The other interesting thing was the foundation’s readiness to consider “blue sky” ideas – bolt from the blue thoughts that might seem outlandish but just maybe have a chance of making a difference. Precisely the sorts of ideas that get suffocated by the oppressive national competitive grants system.
I can’t help but reflect again on the need for novel ideas and opportunities to fund the research that will drive the development of cultures everywhere. In an environment where government-funded options are ever more competitive, and ever more pressured by political realities, what other options are out there?
Could direct philanthropy or charity organisations provide the way forward? Well, there are some groups out there supporting research (the Brain Foundation, the Ramaciotti Foundation etc). I can’t think of any particular big ticket philanthropists engaging with research in a similar fashion though.

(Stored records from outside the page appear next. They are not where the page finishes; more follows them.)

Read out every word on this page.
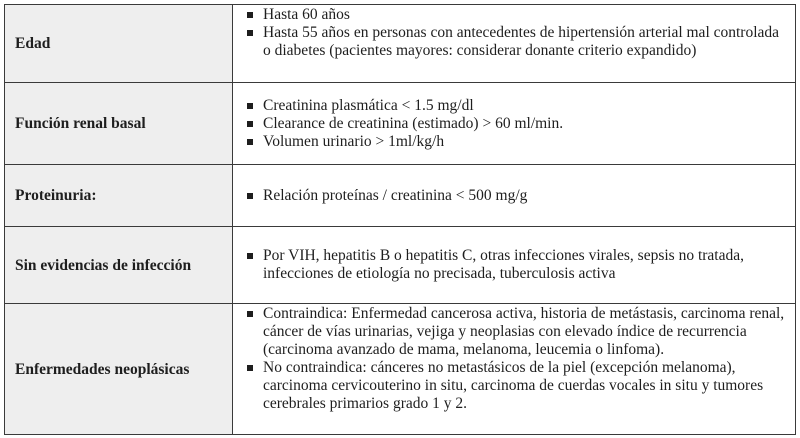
Edad
Hasta 60 años
Hasta 55 años en personas con antecedentes de hipertensión arterial mal controlada o diabetes (pacientes mayores: considerar donante criterio expandido)
Función renal basal
Creatinina plasmática < 1.5 mg/dl
Clearance de creatinina (estimado) > 60 ml/min.
Volumen urinario > 1ml/kg/h
Proteinuria:	Relación proteínas / creatinina < 500 mg/g
Sin evidencias de infección
Por VIH, hepatitis B o hepatitis C, otras infecciones virales, sepsis no tratada, infecciones de etiología no precisada, tuberculosis activa
Enfermedades neoplásicas
Contraindica: Enfermedad cancerosa activa, historia de metástasis, carcinoma renal, cáncer de vías urinarias, vejiga y neoplasias con elevado índice de recurrencia (carcinoma avanzado de mama, melanoma, leucemia o linfoma).
No contraindica: cánceres no metastásicos de la piel (excepción melanoma), carcinoma cervicouterino in situ, carcinoma de cuerdas vocales in situ y tumores cerebrales primarios grado 1 y 2.
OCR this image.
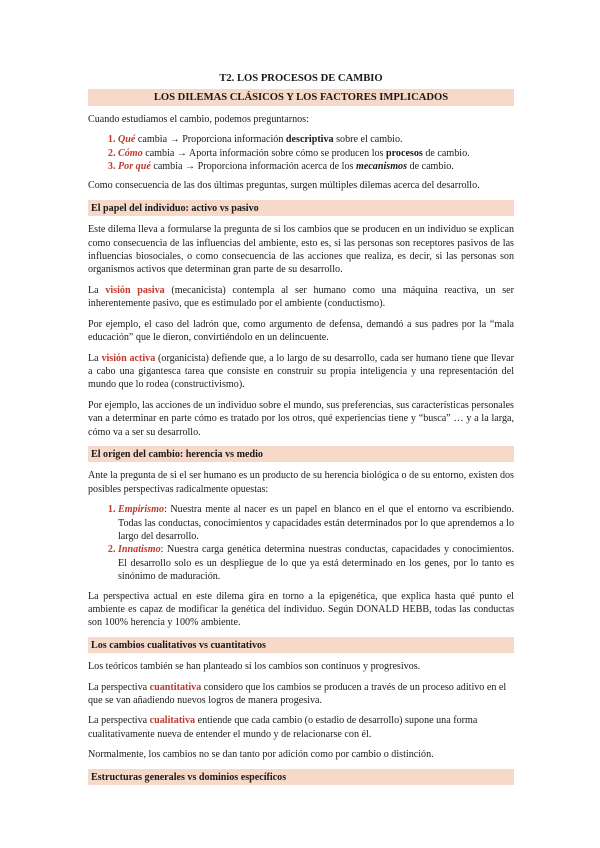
T2. LOS PROCESOS DE CAMBIO
LOS DILEMAS CLÁSICOS Y LOS FACTORES IMPLICADOS

Cuando estudiamos el cambio, podemos preguntarnos:

1. Qué cambia → Proporciona información descriptiva sobre el cambio.
2. Cómo cambia → Aporta información sobre cómo se producen los procesos de cambio.
3. Por qué cambia → Proporciona información acerca de los mecanismos de cambio.

Como consecuencia de las dos últimas preguntas, surgen múltiples dilemas acerca del desarrollo.

El papel del individuo: activo vs pasivo

Este dilema lleva a formularse la pregunta de si los cambios que se producen en un individuo se explican como consecuencia de las influencias del ambiente, esto es, si las personas son receptores pasivos de las influencias biosociales, o como consecuencia de las acciones que realiza, es decir, si las personas son organismos activos que determinan gran parte de su desarrollo.

La visión pasiva (mecanicista) contempla al ser humano como una máquina reactiva, un ser inherentemente pasivo, que es estimulado por el ambiente (conductismo).

Por ejemplo, el caso del ladrón que, como argumento de defensa, demandó a sus padres por la “mala educación” que le dieron, convirtiéndolo en un delincuente.

La visión activa (organicista) defiende que, a lo largo de su desarrollo, cada ser humano tiene que llevar a cabo una gigantesca tarea que consiste en construir su propia inteligencia y una representación del mundo que lo rodea (constructivismo).

Por ejemplo, las acciones de un individuo sobre el mundo, sus preferencias, sus características personales van a determinar en parte cómo es tratado por los otros, qué experiencias tiene y “busca” … y a la larga, cómo va a ser su desarrollo.

El origen del cambio: herencia vs medio

Ante la pregunta de si el ser humano es un producto de su herencia biológica o de su entorno, existen dos posibles perspectivas radicalmente opuestas:

1. Empirismo: Nuestra mente al nacer es un papel en blanco en el que el entorno va escribiendo. Todas las conductas, conocimientos y capacidades están determinados por lo que aprendemos a lo largo del desarrollo.
2. Innatismo: Nuestra carga genética determina nuestras conductas, capacidades y conocimientos. El desarrollo solo es un despliegue de lo que ya está determinado en los genes, por lo tanto es sinónimo de maduración.

La perspectiva actual en este dilema gira en torno a la epigenética, que explica hasta qué punto el ambiente es capaz de modificar la genética del individuo. Según DONALD HEBB, todas las conductas son 100% herencia y 100% ambiente.

Los cambios cualitativos vs cuantitativos

Los teóricos también se han planteado si los cambios son continuos y progresivos.

La perspectiva cuantitativa considero que los cambios se producen a través de un proceso aditivo en el que se van añadiendo nuevos logros de manera progesiva.

La perspectiva cualitativa entiende que cada cambio (o estadio de desarrollo) supone una forma cualitativamente nueva de entender el mundo y de relacionarse con él.

Normalmente, los cambios no se dan tanto por adición como por cambio o distinción.

Estructuras generales vs dominios específicos
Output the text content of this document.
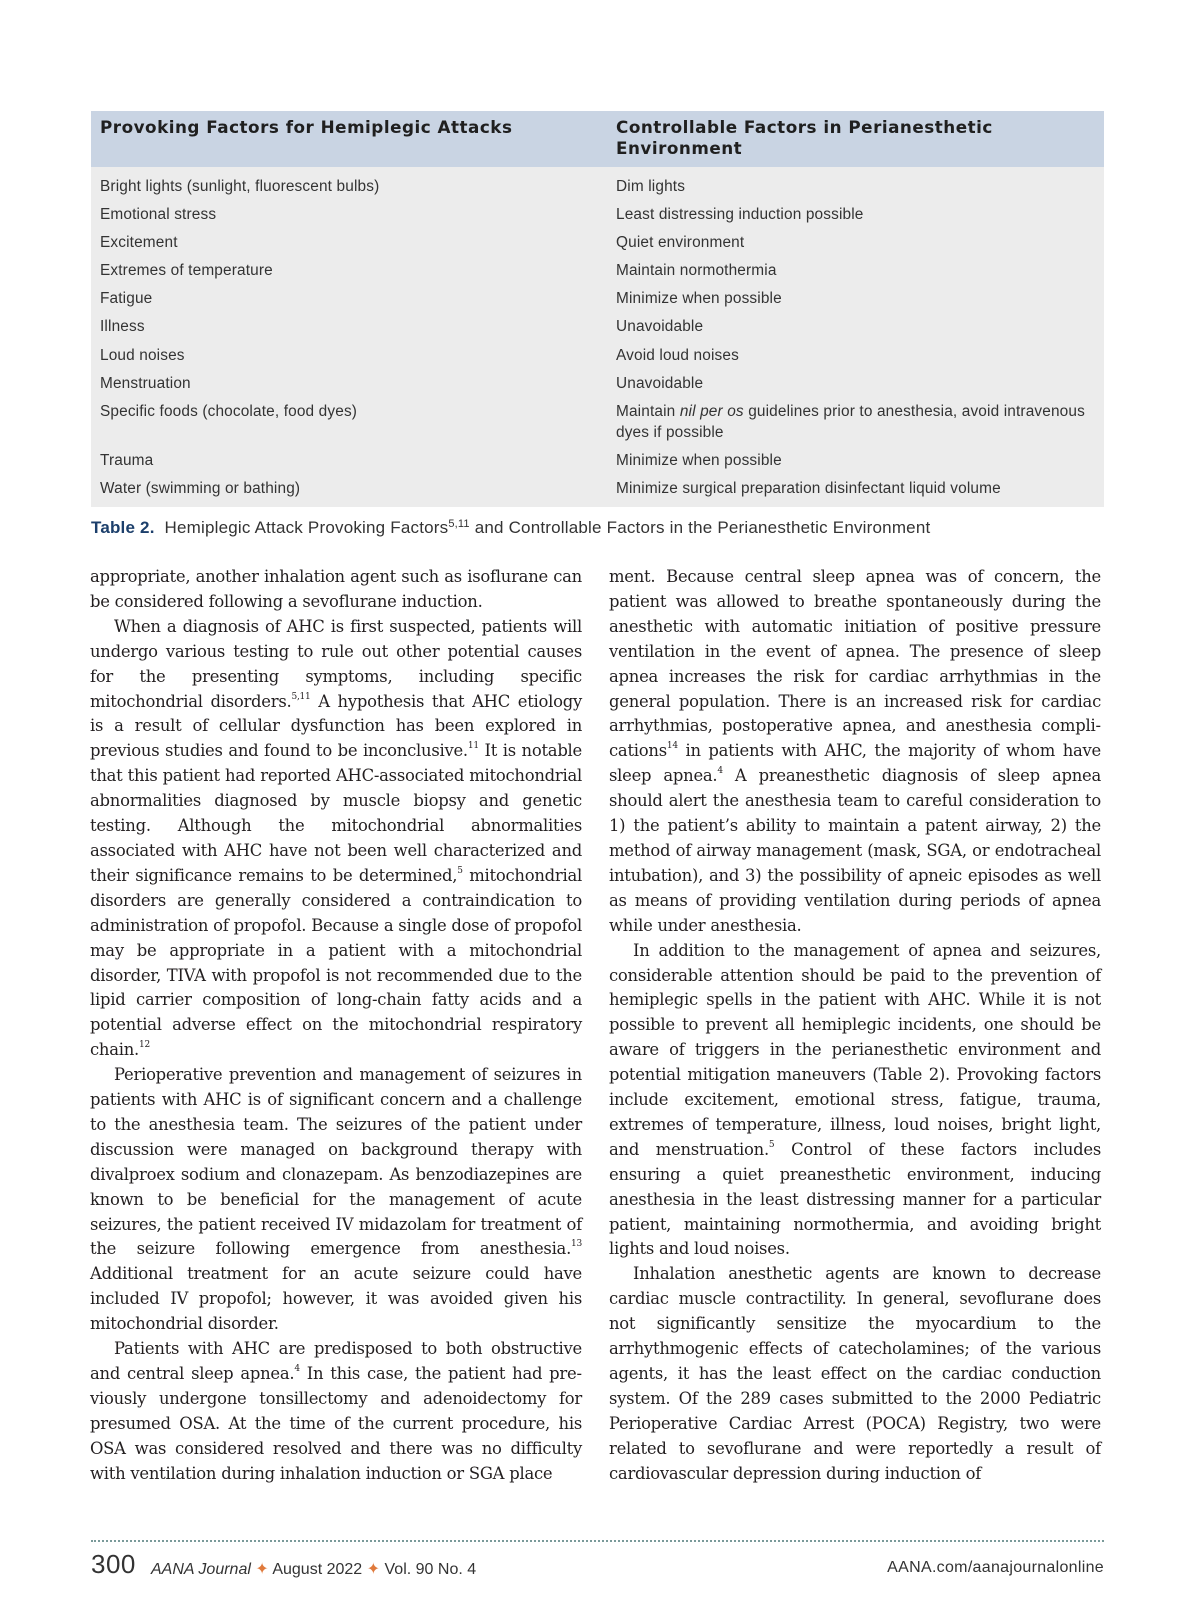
Provoking Factors for Hemiplegic Attacks	Controllable Factors in Perianesthetic Environment
Bright lights (sunlight, fluorescent bulbs)	Dim lights
Emotional stress	Least distressing induction possible
Excitement	Quiet environment
Extremes of temperature	Maintain normothermia
Fatigue	Minimize when possible
Illness	Unavoidable
Loud noises	Avoid loud noises
Menstruation	Unavoidable
Specific foods (chocolate, food dyes)	Maintain nil per os guidelines prior to anesthesia, avoid intravenous dyes if possible
Trauma	Minimize when possible
Water (swimming or bathing)	Minimize surgical preparation disinfectant liquid volume
Table 2. Hemiplegic Attack Provoking Factors$^{5,11}$ and Controllable Factors in the Perianesthetic Environment

appropriate, another inhalation agent such as isoflurane can be considered following a sevoflurane induction.

When a diagnosis of AHC is first suspected, patients will undergo various testing to rule out other potential causes for the presenting symptoms, including specific mitochondrial disorders.$^{5,11}$ A hypothesis that AHC etiology is a result of cellular dysfunction has been explored in previous studies and found to be inconclusive.$^{11}$ It is notable that this patient had reported AHC-associated mitochondrial abnormalities diagnosed by muscle biopsy and genetic testing. Although the mitochondrial abnormalities associated with AHC have not been well characterized and their significance remains to be determined,$^5$ mitochondrial disorders are generally considered a contraindication to administration of propofol. Because a single dose of propofol may be appropriate in a patient with a mitochondrial disorder, TIVA with propofol is not recommended due to the lipid carrier composition of long-chain fatty acids and a potential adverse effect on the mitochondrial respiratory chain.$^{12}$

Perioperative prevention and management of seizures in patients with AHC is of significant concern and a challenge to the anesthesia team. The seizures of the patient under discussion were managed on background therapy with divalproex sodium and clonazepam. As benzodiazepines are known to be beneficial for the management of acute seizures, the patient received IV midazolam for treatment of the seizure following emergence from anesthesia.$^{13}$ Additional treatment for an acute seizure could have included IV propofol; however, it was avoided given his mitochondrial disorder.

Patients with AHC are predisposed to both obstructive and central sleep apnea.$^4$ In this case, the patient had previously undergone tonsillectomy and adenoidectomy for presumed OSA. At the time of the current procedure, his OSA was considered resolved and there was no difficulty with ventilation during inhalation induction or SGA place

ment. Because central sleep apnea was of concern, the patient was allowed to breathe spontaneously during the anesthetic with automatic initiation of positive pressure ventilation in the event of apnea. The presence of sleep apnea increases the risk for cardiac arrhythmias in the general population. There is an increased risk for cardiac arrhythmias, postoperative apnea, and anesthesia complications$^{14}$ in patients with AHC, the majority of whom have sleep apnea.$^4$ A preanesthetic diagnosis of sleep apnea should alert the anesthesia team to careful consideration to 1) the patient’s ability to maintain a patent airway, 2) the method of airway management (mask, SGA, or endotracheal intubation), and 3) the possibility of apneic episodes as well as means of providing ventilation during periods of apnea while under anesthesia.

In addition to the management of apnea and seizures, considerable attention should be paid to the prevention of hemiplegic spells in the patient with AHC. While it is not possible to prevent all hemiplegic incidents, one should be aware of triggers in the perianesthetic environment and potential mitigation maneuvers (Table 2). Provoking factors include excitement, emotional stress, fatigue, trauma, extremes of temperature, illness, loud noises, bright light, and menstruation.$^5$ Control of these factors includes ensuring a quiet preanesthetic environment, inducing anesthesia in the least distressing manner for a particular patient, maintaining normothermia, and avoiding bright lights and loud noises.

Inhalation anesthetic agents are known to decrease cardiac muscle contractility. In general, sevoflurane does not significantly sensitize the myocardium to the arrhythmogenic effects of catecholamines; of the various agents, it has the least effect on the cardiac conduction system. Of the 289 cases submitted to the 2000 Pediatric Perioperative Cardiac Arrest (POCA) Registry, two were related to sevoflurane and were reportedly a result of cardiovascular depression during induction of

300 AANA Journal ✦ August 2022 ✦ Vol. 90 No. 4	AANA.com/aanajournalonline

The other challenge for not for profit organisations is the way we think about charities and how they should raise and spend their money (and an extra disclosure here, I spend some of my time working at CareFlight, a registered charity which devotes some of the money it raises to research).
That issue is a complex one itself, but I can’t do better than refer anyone who has a spare 20 minutes to watch this awesome TED talk from Dan Pallotta (seriously, clear 20 minutes) in which he very clearly states exactly the obstacles we put in the way of charities growing and carrying out their goals. Most particularly, we tend to focus on the proportional amount they spend on “frontline services” rather than growing bigger projects or re-investing to raise larger overall amounts. For the US (and, I believe the UK), total donations to charity as a proportion of GDP haven’t changed much for 20-30 years. So as much as there might be an interest from NFPs to get involved, there are issues that need to be addressed.
What about other novel ideas? We need to start exploring different mechanisms to fund research, or at least expand the range of opportunities for researchers to raise funds. Hell I’d even consider a special research economic exclusion zone if it would help. If social impact bonds (sometimes called social benefit bonds) can be used to fund preventive programs or services, could this model be used to fund basic research (or other forms of research)? Or wouldn’t it be good if more clever people who understand economics came up with suggestions like this from Chris Becker where he lays out preliminary thoughts for other sorts of investment bonds to support research (with some of the fancy economics lingo that makes my eyes glaze over when I go to see the accountant, but I like the concept).
The whole area of social impact bonds is pretty interesting anyway. Having been lucky enough to meet the very clever Emma Tomkinson a while back, you’ll find her blog has a plethora of stuff related to these instruments and examples of where they’ve been used. It’s well worth a look.
The point is that research funding options in Oz (and I’m sure lots of other places) remain a bit monochromatic in their offering. There are plenty of novel ideas coming from researchers. Is it asking too much for a few clever types to exercise some imagination and deliver on new ways to fund research? Anybody out there got a clever idea?